First Automated Data Preparation library powered by Deep Learning to automatically clean and prepare TBs of data on clusters at scale.
Project description
mltrons dptron: Dirty Data in, Clean Data Out!
https://pypi.org/project/mltronsAutoDataPrep/
Introduction
Data is the most important element for data analysis. Real world data is unclean with a lot of spelling errors, missing values, formatting issues, skewness, no encoding or aggregation which makes it the most time-consuming & cumbersome task for analysts & scientists. As most of the scientists spend time around 80% of their time cleaning & preparing data, therefore we’re introducing dptron to make that process extremely easier and faster!

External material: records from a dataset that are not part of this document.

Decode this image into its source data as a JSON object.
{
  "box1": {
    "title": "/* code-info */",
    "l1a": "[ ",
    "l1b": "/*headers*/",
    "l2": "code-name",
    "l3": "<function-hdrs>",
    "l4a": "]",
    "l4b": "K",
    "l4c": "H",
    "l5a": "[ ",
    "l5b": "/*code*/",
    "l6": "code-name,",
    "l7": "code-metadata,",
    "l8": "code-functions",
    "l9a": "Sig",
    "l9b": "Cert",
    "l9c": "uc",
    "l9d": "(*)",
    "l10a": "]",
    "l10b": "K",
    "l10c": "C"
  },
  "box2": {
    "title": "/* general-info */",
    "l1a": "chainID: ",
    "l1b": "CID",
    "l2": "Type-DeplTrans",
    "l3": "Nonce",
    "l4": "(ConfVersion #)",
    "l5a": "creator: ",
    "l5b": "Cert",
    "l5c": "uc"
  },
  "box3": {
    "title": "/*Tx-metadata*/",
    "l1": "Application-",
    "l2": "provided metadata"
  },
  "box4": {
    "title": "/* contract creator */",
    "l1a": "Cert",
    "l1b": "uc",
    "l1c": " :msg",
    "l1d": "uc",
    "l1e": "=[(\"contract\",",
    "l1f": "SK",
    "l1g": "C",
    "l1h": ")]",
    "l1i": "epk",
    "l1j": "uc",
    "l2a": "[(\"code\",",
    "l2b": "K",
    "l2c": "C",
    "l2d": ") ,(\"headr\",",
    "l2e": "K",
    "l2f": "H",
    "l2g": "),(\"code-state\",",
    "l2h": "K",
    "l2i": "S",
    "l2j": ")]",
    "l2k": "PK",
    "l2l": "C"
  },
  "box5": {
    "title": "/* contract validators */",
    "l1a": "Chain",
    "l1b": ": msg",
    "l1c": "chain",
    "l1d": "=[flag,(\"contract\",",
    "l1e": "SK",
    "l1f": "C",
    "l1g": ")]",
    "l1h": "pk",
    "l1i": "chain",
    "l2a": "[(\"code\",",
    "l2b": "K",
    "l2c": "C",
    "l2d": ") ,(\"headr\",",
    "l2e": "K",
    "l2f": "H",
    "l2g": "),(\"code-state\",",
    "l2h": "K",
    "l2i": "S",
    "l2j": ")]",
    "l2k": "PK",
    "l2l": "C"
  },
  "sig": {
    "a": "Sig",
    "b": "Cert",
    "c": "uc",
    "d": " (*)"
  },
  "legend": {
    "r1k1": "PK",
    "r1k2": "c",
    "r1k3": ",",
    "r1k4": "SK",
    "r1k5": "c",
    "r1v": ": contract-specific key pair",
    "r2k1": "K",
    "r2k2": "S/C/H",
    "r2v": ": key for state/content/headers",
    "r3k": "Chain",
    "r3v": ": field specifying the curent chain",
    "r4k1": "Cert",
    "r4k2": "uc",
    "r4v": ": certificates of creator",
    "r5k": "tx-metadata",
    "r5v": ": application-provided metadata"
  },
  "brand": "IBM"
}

Dptron is an in-memory platform built for distributed & scalable data cleaning & preparation. DPtron is written in Python and is built on PySpark to deal with large amounts of data seamlessly. It uses an implementation of machine learning and deep learning algorithms to perform important data cleaning & preparation steps automatically. Dptron is extensible so that developers, analysts & scientists can streamline the process of data cleaning & preparation for better decision making while becoming more productive.
Decision making is better & easier if the data is clean otherwise it’s garbage-in and garbage-out.
Important Features
- Supports connection with AWS S3
- Supports upto 10TB of data size
- Treats spelling mistakes and other inconsistencies in URLs
- Detects & treats skewness in data
- Feature engineering for time variable
- Treats & fills NULL values by using deep learning (next iteration)
- Treats spelling mistakes and other inconsistencies in other variables (next iteration)
GETTING STARTED WITH DPTRON - AUTO DATA PREP
Installing On Mac Os
Open up your terminal and install Java8 required for pySpark:
brew cask install adoptopenjdk/openjdk/adoptopenjdk8**
After installing Java8, set it as your default Java version:
/usr/libexec/java_home -V**
This will output thefollowing:
Matching Java Virtual Machines (3):
1.8.0_05, x86_64: "Java SE 8" /Library/Java/JavaVirtualMachines/jdk1.8.0_05.jdk/Contents/Home
1.6.0_65-b14-462, x86_64: "Java SE 6" /System/Library/Java/JavaVirtualMachines/1.6.0.jdk/Contents/Home
1.6.0_65-b14-462, i386: "Java SE 6" /System/Library/Java/JavaVirtualMachines/1.6.0.jdk/Contents/Home
/Library/Java/JavaVirtualMachines/jdk1.8.0_05.jdk/Contents/Home
Pick the version you want to be the default (i.e 1.6.0_65-b14-462) then:
export JAVA_HOME=/usr/libexec/java_home -v 1.8**
After you've successfully install Java8, install dptron with the following command:
pip install mltronsAutoDataPrep
Installing on Windows
It's important that you replace all the paths that include the folder "Program Files" or "Program Files (x86)" to avoid future problems while running Spark.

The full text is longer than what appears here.